The USPTO (Patent and Trademark Office) has updated its Public Patent Application Information Retrieval (Public-PAIR) service so that it no longer supports HTTPS (secure) access. From the announcement with emphasis added:
Public PAIR Maintenance and Outage
The USPTO will be performing maintenance on the Public Patent Application Information Retrieval (Public Pair) beginning at 12:01 a.m., Friday, April 21 and ending at 2 a.m., Friday, April 21 ET.
During the maintenance period, Public PAIR will be unavailable.
Immediately after the maintenance, users will only be able to access Public PAIR through URLs beginning with HTTP, such as http://portal.uspto.gov/pair/PublicPair. Past URLs using HTTPS to access Public Pair, such as https://portal.uspto.gov/pair/PublicPair, will no longer work.
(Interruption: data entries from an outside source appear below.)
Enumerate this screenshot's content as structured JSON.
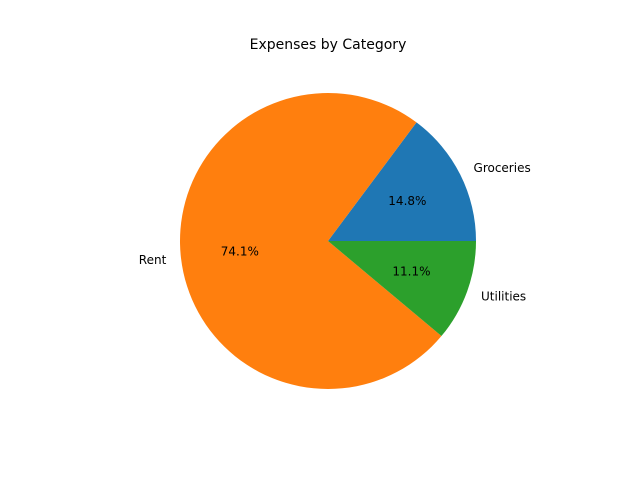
{
  "chart_data": {
    "type": "pie",
    "title": "Expenses by Category",
    "categories": [
      "Groceries",
      "Rent",
      "Utilities"
    ],
    "values": [
      14.8,
      74.1,
      11.1
    ],
    "value_labels": [
      "14.8%",
      "74.1%",
      "11.1%"
    ],
    "colors": [
      "#1f77b4",
      "#ff7f0e",
      "#2ca02c"
    ],
    "start_angle_deg": 0,
    "direction": "counterclockwise",
    "legend": "none"
  }
}
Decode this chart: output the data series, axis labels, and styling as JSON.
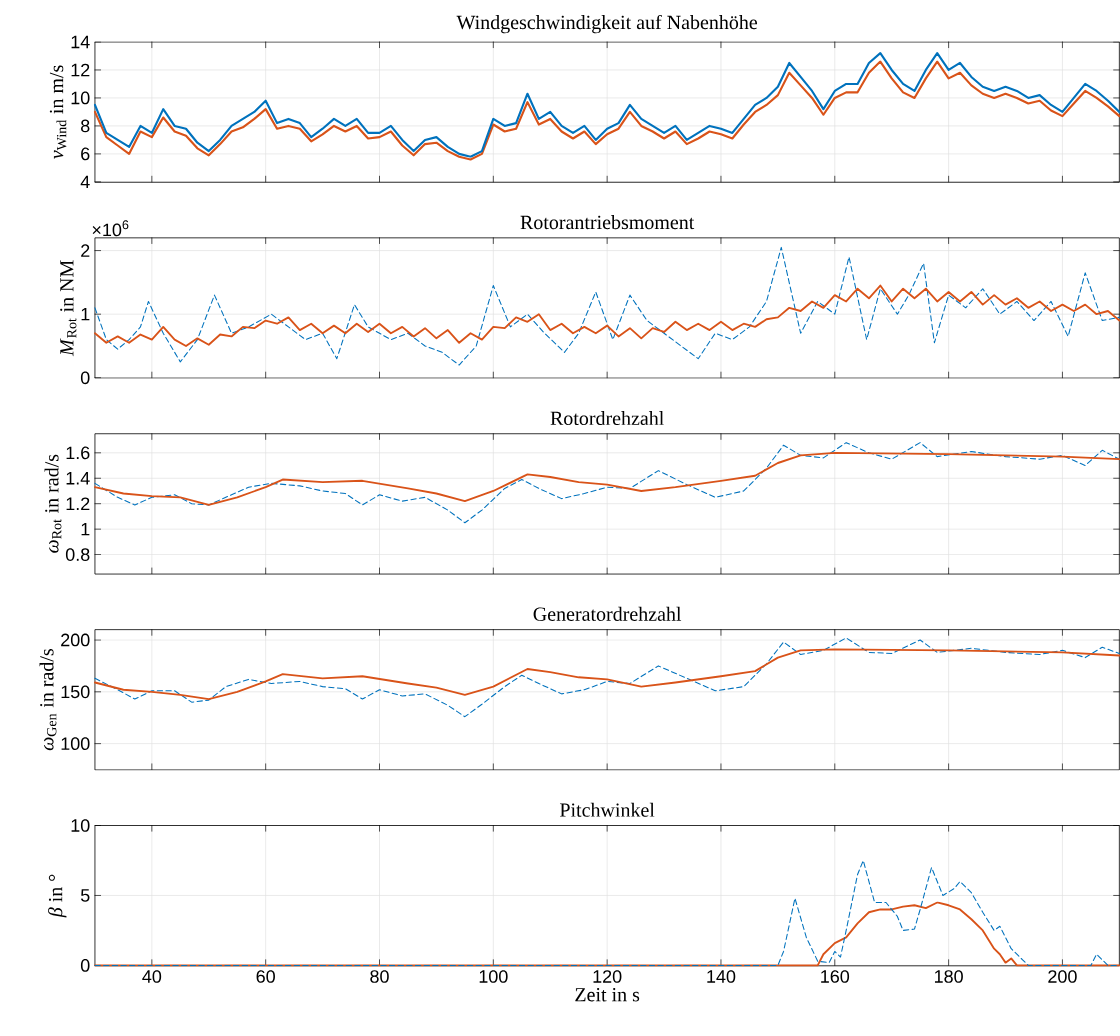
{
  "chart_data": [
    {
      "type": "line",
      "title": "Windgeschwindigkeit auf Nabenhöhe",
      "ylabel": "*v*$_{Wind}$ in m/s",
      "xlim": [
        30,
        210
      ],
      "xticks": [
        40,
        60,
        80,
        100,
        120,
        140,
        160,
        180,
        200
      ],
      "ylim": [
        4,
        14
      ],
      "yticks": [
        4,
        6,
        8,
        10,
        12,
        14
      ],
      "grid": true,
      "tick_labels": "y",
      "x": [
        30,
        32,
        34,
        36,
        38,
        40,
        42,
        44,
        46,
        48,
        50,
        52,
        54,
        56,
        58,
        60,
        62,
        64,
        66,
        68,
        70,
        72,
        74,
        76,
        78,
        80,
        82,
        84,
        86,
        88,
        90,
        92,
        94,
        96,
        98,
        100,
        102,
        104,
        106,
        108,
        110,
        112,
        114,
        116,
        118,
        120,
        122,
        124,
        126,
        128,
        130,
        132,
        134,
        136,
        138,
        140,
        142,
        144,
        146,
        148,
        150,
        152,
        154,
        156,
        158,
        160,
        162,
        164,
        166,
        168,
        170,
        172,
        174,
        176,
        178,
        180,
        182,
        184,
        186,
        188,
        190,
        192,
        194,
        196,
        198,
        200,
        202,
        204,
        206,
        208,
        210
      ],
      "series": [
        {
          "color": "#d95319",
          "line_style": "solid",
          "values": [
            9.0,
            7.2,
            6.6,
            6.0,
            7.6,
            7.2,
            8.6,
            7.6,
            7.3,
            6.4,
            5.9,
            6.7,
            7.6,
            7.9,
            8.5,
            9.2,
            7.8,
            8.0,
            7.8,
            6.9,
            7.4,
            8.0,
            7.6,
            8.0,
            7.1,
            7.2,
            7.6,
            6.6,
            5.9,
            6.7,
            6.8,
            6.2,
            5.8,
            5.6,
            6.0,
            8.1,
            7.6,
            7.8,
            9.7,
            8.1,
            8.5,
            7.6,
            7.1,
            7.6,
            6.7,
            7.4,
            7.8,
            9.0,
            8.0,
            7.6,
            7.1,
            7.6,
            6.7,
            7.1,
            7.6,
            7.4,
            7.1,
            8.1,
            9.0,
            9.5,
            10.2,
            11.8,
            10.9,
            10.0,
            8.8,
            10.0,
            10.4,
            10.4,
            11.8,
            12.6,
            11.4,
            10.4,
            10.0,
            11.4,
            12.6,
            11.4,
            11.8,
            10.9,
            10.3,
            10.0,
            10.3,
            10.0,
            9.6,
            9.8,
            9.1,
            8.7,
            9.6,
            10.5,
            10.0,
            9.4,
            8.7
          ]
        },
        {
          "color": "#0072bd",
          "line_style": "solid",
          "values": [
            9.5,
            7.5,
            7.0,
            6.5,
            8.0,
            7.5,
            9.2,
            8.0,
            7.8,
            6.8,
            6.2,
            7.0,
            8.0,
            8.5,
            9.0,
            9.8,
            8.2,
            8.5,
            8.2,
            7.2,
            7.8,
            8.5,
            8.0,
            8.5,
            7.5,
            7.5,
            8.0,
            7.0,
            6.2,
            7.0,
            7.2,
            6.5,
            6.0,
            5.8,
            6.2,
            8.5,
            8.0,
            8.2,
            10.3,
            8.5,
            9.0,
            8.0,
            7.5,
            8.0,
            7.0,
            7.8,
            8.2,
            9.5,
            8.5,
            8.0,
            7.5,
            8.0,
            7.0,
            7.5,
            8.0,
            7.8,
            7.5,
            8.5,
            9.5,
            10.0,
            10.8,
            12.5,
            11.5,
            10.5,
            9.2,
            10.5,
            11.0,
            11.0,
            12.5,
            13.2,
            12.0,
            11.0,
            10.5,
            12.0,
            13.2,
            12.0,
            12.5,
            11.5,
            10.8,
            10.5,
            10.8,
            10.5,
            10.0,
            10.2,
            9.5,
            9.0,
            10.0,
            11.0,
            10.5,
            9.8,
            9.0
          ]
        }
      ]
    },
    {
      "type": "line",
      "title": "Rotorantriebsmoment",
      "ylabel": "*M*$_{Rot}$ in NM",
      "annotations": [
        "×10$^{6}$"
      ],
      "xlim": [
        30,
        210
      ],
      "xticks": [
        40,
        60,
        80,
        100,
        120,
        140,
        160,
        180,
        200
      ],
      "ylim": [
        0,
        2.2
      ],
      "yticks": [
        0,
        1,
        2
      ],
      "grid": true,
      "tick_labels": "y",
      "series": [
        {
          "color": "#0072bd",
          "line_style": "dashed",
          "x": [
            30,
            32,
            34,
            36,
            38,
            39.4,
            42,
            45,
            48,
            51,
            54,
            57,
            61,
            64,
            67,
            70,
            72.5,
            75.6,
            78,
            82,
            85,
            88,
            91,
            94,
            97,
            100,
            103,
            106,
            109,
            112.5,
            115,
            118,
            121,
            124,
            127,
            130,
            133,
            136,
            139,
            142,
            145,
            148,
            150.6,
            154,
            157,
            160,
            162.5,
            165.6,
            168,
            171,
            173,
            175.6,
            177.5,
            180,
            183,
            186,
            189,
            192,
            195,
            198,
            201,
            204,
            207,
            210
          ],
          "values": [
            1.1,
            0.6,
            0.45,
            0.6,
            0.8,
            1.2,
            0.7,
            0.25,
            0.6,
            1.3,
            0.7,
            0.8,
            1.0,
            0.8,
            0.6,
            0.7,
            0.3,
            1.15,
            0.8,
            0.6,
            0.7,
            0.5,
            0.4,
            0.2,
            0.5,
            1.45,
            0.8,
            1.0,
            0.7,
            0.4,
            0.7,
            1.35,
            0.6,
            1.3,
            0.9,
            0.7,
            0.5,
            0.3,
            0.7,
            0.6,
            0.8,
            1.2,
            2.05,
            0.7,
            1.2,
            1.0,
            1.9,
            0.6,
            1.4,
            1.0,
            1.3,
            1.8,
            0.55,
            1.3,
            1.1,
            1.4,
            1.0,
            1.2,
            0.9,
            1.2,
            0.65,
            1.65,
            0.9,
            0.95
          ]
        },
        {
          "color": "#d95319",
          "line_style": "solid",
          "x": [
            30,
            32,
            34,
            36,
            38,
            40,
            42,
            44,
            46,
            48,
            50,
            52,
            54,
            56,
            58,
            60,
            62,
            64,
            66,
            68,
            70,
            72,
            74,
            76,
            78,
            80,
            82,
            84,
            86,
            88,
            90,
            92,
            94,
            96,
            98,
            100,
            102,
            104,
            106,
            108,
            110,
            112,
            114,
            116,
            118,
            120,
            122,
            124,
            126,
            128,
            130,
            132,
            134,
            136,
            138,
            140,
            142,
            144,
            146,
            148,
            150,
            152,
            154,
            156,
            158,
            160,
            162,
            164,
            166,
            168,
            170,
            172,
            174,
            176,
            178,
            180,
            182,
            184,
            186,
            188,
            190,
            192,
            194,
            196,
            198,
            200,
            202,
            204,
            206,
            208,
            210
          ],
          "values": [
            0.7,
            0.55,
            0.65,
            0.55,
            0.68,
            0.6,
            0.8,
            0.6,
            0.5,
            0.62,
            0.52,
            0.68,
            0.65,
            0.8,
            0.78,
            0.9,
            0.85,
            0.95,
            0.75,
            0.85,
            0.7,
            0.82,
            0.7,
            0.85,
            0.72,
            0.85,
            0.7,
            0.8,
            0.65,
            0.78,
            0.62,
            0.75,
            0.55,
            0.7,
            0.6,
            0.8,
            0.78,
            0.95,
            0.88,
            1.0,
            0.75,
            0.85,
            0.7,
            0.8,
            0.7,
            0.82,
            0.65,
            0.78,
            0.62,
            0.78,
            0.72,
            0.88,
            0.75,
            0.85,
            0.75,
            0.88,
            0.75,
            0.85,
            0.8,
            0.92,
            0.95,
            1.1,
            1.05,
            1.2,
            1.1,
            1.3,
            1.2,
            1.4,
            1.25,
            1.45,
            1.2,
            1.4,
            1.25,
            1.4,
            1.2,
            1.35,
            1.2,
            1.35,
            1.15,
            1.3,
            1.15,
            1.25,
            1.1,
            1.2,
            1.05,
            1.15,
            1.05,
            1.15,
            1.0,
            1.05,
            0.9
          ]
        }
      ]
    },
    {
      "type": "line",
      "title": "Rotordrehzahl",
      "ylabel": "*ω*$_{Rot}$ in rad/s",
      "xlim": [
        30,
        210
      ],
      "xticks": [
        40,
        60,
        80,
        100,
        120,
        140,
        160,
        180,
        200
      ],
      "ylim": [
        0.65,
        1.75
      ],
      "yticks": [
        0.8,
        1,
        1.2,
        1.4,
        1.6
      ],
      "grid": true,
      "tick_labels": "y",
      "series": [
        {
          "color": "#0072bd",
          "line_style": "dashed",
          "x": [
            30,
            34,
            37,
            40,
            44,
            47,
            50,
            53,
            57,
            61,
            66,
            70,
            74,
            77,
            80,
            84,
            88,
            92,
            95,
            98,
            102,
            105,
            108,
            112,
            116,
            120,
            124,
            129,
            134,
            139,
            144,
            148,
            151,
            154,
            158,
            162,
            166,
            170,
            175,
            178,
            184,
            190,
            196,
            200,
            204,
            207,
            210
          ],
          "values": [
            1.36,
            1.25,
            1.19,
            1.25,
            1.27,
            1.2,
            1.19,
            1.25,
            1.33,
            1.36,
            1.34,
            1.3,
            1.28,
            1.19,
            1.27,
            1.22,
            1.25,
            1.15,
            1.05,
            1.15,
            1.32,
            1.39,
            1.32,
            1.24,
            1.28,
            1.33,
            1.32,
            1.46,
            1.35,
            1.25,
            1.3,
            1.48,
            1.66,
            1.58,
            1.56,
            1.68,
            1.6,
            1.55,
            1.68,
            1.57,
            1.61,
            1.57,
            1.55,
            1.58,
            1.5,
            1.62,
            1.55
          ]
        },
        {
          "color": "#d95319",
          "line_style": "solid",
          "x": [
            30,
            35,
            40,
            45,
            50,
            55,
            60,
            63,
            70,
            77,
            85,
            90,
            95,
            100,
            106,
            110,
            115,
            120,
            126,
            132,
            140,
            146,
            150,
            154,
            160,
            180,
            190,
            200,
            210
          ],
          "values": [
            1.33,
            1.28,
            1.26,
            1.25,
            1.19,
            1.25,
            1.33,
            1.39,
            1.37,
            1.38,
            1.32,
            1.28,
            1.22,
            1.3,
            1.43,
            1.41,
            1.37,
            1.35,
            1.3,
            1.33,
            1.38,
            1.42,
            1.52,
            1.58,
            1.6,
            1.59,
            1.58,
            1.57,
            1.55
          ]
        }
      ]
    },
    {
      "type": "line",
      "title": "Generatordrehzahl",
      "ylabel": "*ω*$_{Gen}$ in rad/s",
      "xlim": [
        30,
        210
      ],
      "xticks": [
        40,
        60,
        80,
        100,
        120,
        140,
        160,
        180,
        200
      ],
      "ylim": [
        75,
        210
      ],
      "yticks": [
        100,
        150,
        200
      ],
      "grid": true,
      "tick_labels": "y",
      "series": [
        {
          "color": "#0072bd",
          "line_style": "dashed",
          "x": [
            30,
            34,
            37,
            40,
            44,
            47,
            50,
            53,
            57,
            61,
            66,
            70,
            74,
            77,
            80,
            84,
            88,
            92,
            95,
            98,
            102,
            105,
            108,
            112,
            116,
            120,
            124,
            129,
            134,
            139,
            144,
            148,
            151,
            154,
            158,
            162,
            166,
            170,
            175,
            178,
            184,
            190,
            196,
            200,
            204,
            207,
            210
          ],
          "values": [
            163,
            152,
            143,
            151,
            151,
            140,
            142,
            155,
            162,
            158,
            160,
            155,
            153,
            143,
            152,
            146,
            148,
            137,
            126,
            138,
            155,
            166,
            158,
            148,
            152,
            160,
            158,
            175,
            163,
            151,
            155,
            177,
            198,
            186,
            190,
            202,
            188,
            187,
            200,
            188,
            192,
            188,
            186,
            190,
            183,
            193,
            187
          ]
        },
        {
          "color": "#d95319",
          "line_style": "solid",
          "x": [
            30,
            35,
            40,
            45,
            50,
            55,
            60,
            63,
            70,
            77,
            85,
            90,
            95,
            100,
            106,
            110,
            115,
            120,
            126,
            132,
            140,
            146,
            150,
            154,
            160,
            180,
            190,
            200,
            210
          ],
          "values": [
            159,
            152,
            150,
            147,
            143,
            150,
            160,
            167,
            163,
            165,
            158,
            154,
            147,
            155,
            172,
            169,
            164,
            162,
            155,
            159,
            165,
            170,
            183,
            190,
            191,
            190,
            189,
            188,
            185
          ]
        }
      ]
    },
    {
      "type": "line",
      "title": "Pitchwinkel",
      "ylabel": "*β* in °",
      "xlabel": "Zeit in s",
      "xlim": [
        30,
        210
      ],
      "xticks": [
        40,
        60,
        80,
        100,
        120,
        140,
        160,
        180,
        200
      ],
      "ylim": [
        0,
        10
      ],
      "yticks": [
        0,
        5,
        10
      ],
      "grid": true,
      "series": [
        {
          "color": "#d95319",
          "line_style": "solid",
          "x": [
            30,
            157,
            158,
            160,
            162,
            164,
            166,
            168,
            170,
            172,
            174,
            176,
            178,
            180,
            182,
            184,
            186,
            188,
            189,
            190,
            191,
            192,
            210
          ],
          "values": [
            0,
            0,
            0.8,
            1.6,
            2.0,
            3.0,
            3.8,
            4.0,
            4.0,
            4.2,
            4.3,
            4.1,
            4.5,
            4.3,
            4.0,
            3.3,
            2.5,
            1.2,
            0.8,
            0.2,
            0.5,
            0,
            0
          ]
        },
        {
          "color": "#0072bd",
          "line_style": "dashed",
          "x": [
            30,
            150,
            151,
            153,
            155,
            157,
            159,
            160,
            161,
            162,
            164,
            165,
            167,
            169,
            171,
            172,
            174,
            175,
            177,
            179,
            181,
            182,
            184,
            186,
            188,
            189,
            191,
            193,
            194,
            205,
            206,
            208,
            210
          ],
          "values": [
            0,
            0,
            1,
            4.8,
            2,
            0.3,
            0.2,
            1,
            0.6,
            2.5,
            6.5,
            7.5,
            4.5,
            4.5,
            3.5,
            2.5,
            2.6,
            4,
            7,
            5,
            5.5,
            6,
            5.2,
            3.8,
            2.5,
            2.8,
            1.2,
            0.4,
            0,
            0,
            0.8,
            0,
            0
          ]
        }
      ]
    }
  ]
}
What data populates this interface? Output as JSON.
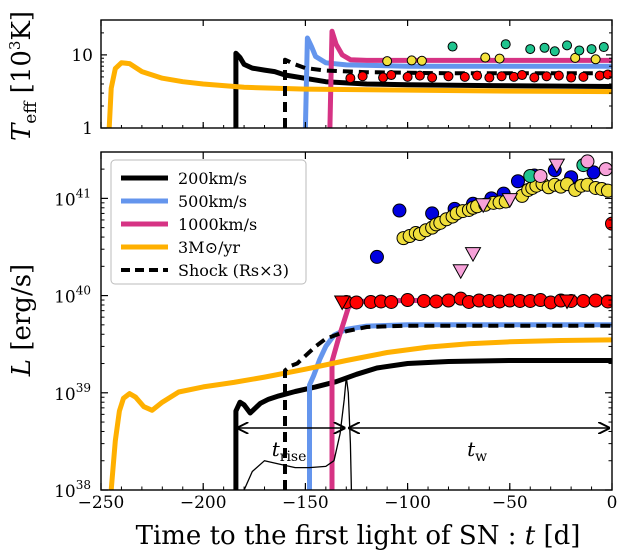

Can anyone explain why there would be this seemingly backwards move to insecure communications?
(Score: 4, Informative) by Leebert on Monday April 24 2017, @11:23AM (4 children)
You're overthinking the threat model here. I'll give you a "for instance": Get onto a Southwest Airlines flight, connect to (and pay for) their wifi, and marvel at them injecting JavaScript into every single HTTP request.
(Score: 1, Insightful) by Anonymous Coward on Monday April 24 2017, @11:51AM (3 children)
1. Sue them for interfering with a communication channel
2. Use a VPN
(Score: 0) by Anonymous Coward on Monday April 24 2017, @01:29PM (1 child)
Wait, you mean people actually use those public wifi services without using VPNs?
I guess people really are that stupid...
(Score: 1, Insightful) by Anonymous Coward on Monday April 24 2017, @07:51PM
No, people are ignorant not stupid. As a saavy tech user it is really easy to dismiss stuff we see as simple and easy to figure out. For most people setting up their browser to use a VPN is a very difficult and technical task. That is even if they know what a VPN is or that public wifi connections are really that dangerous!
(Score: 2) by Immerman on Monday April 24 2017, @01:40PM
(1) is kind of difficult when they said they'd do as much on page 57 subparagraph 12 of the fine print you agreed to when accessing their service (I'm assuming it's in there, if not it would be added as soon as the first lawsuit was filed)
Https offers a technical solution so that they and their ilk don't have the option in the first place.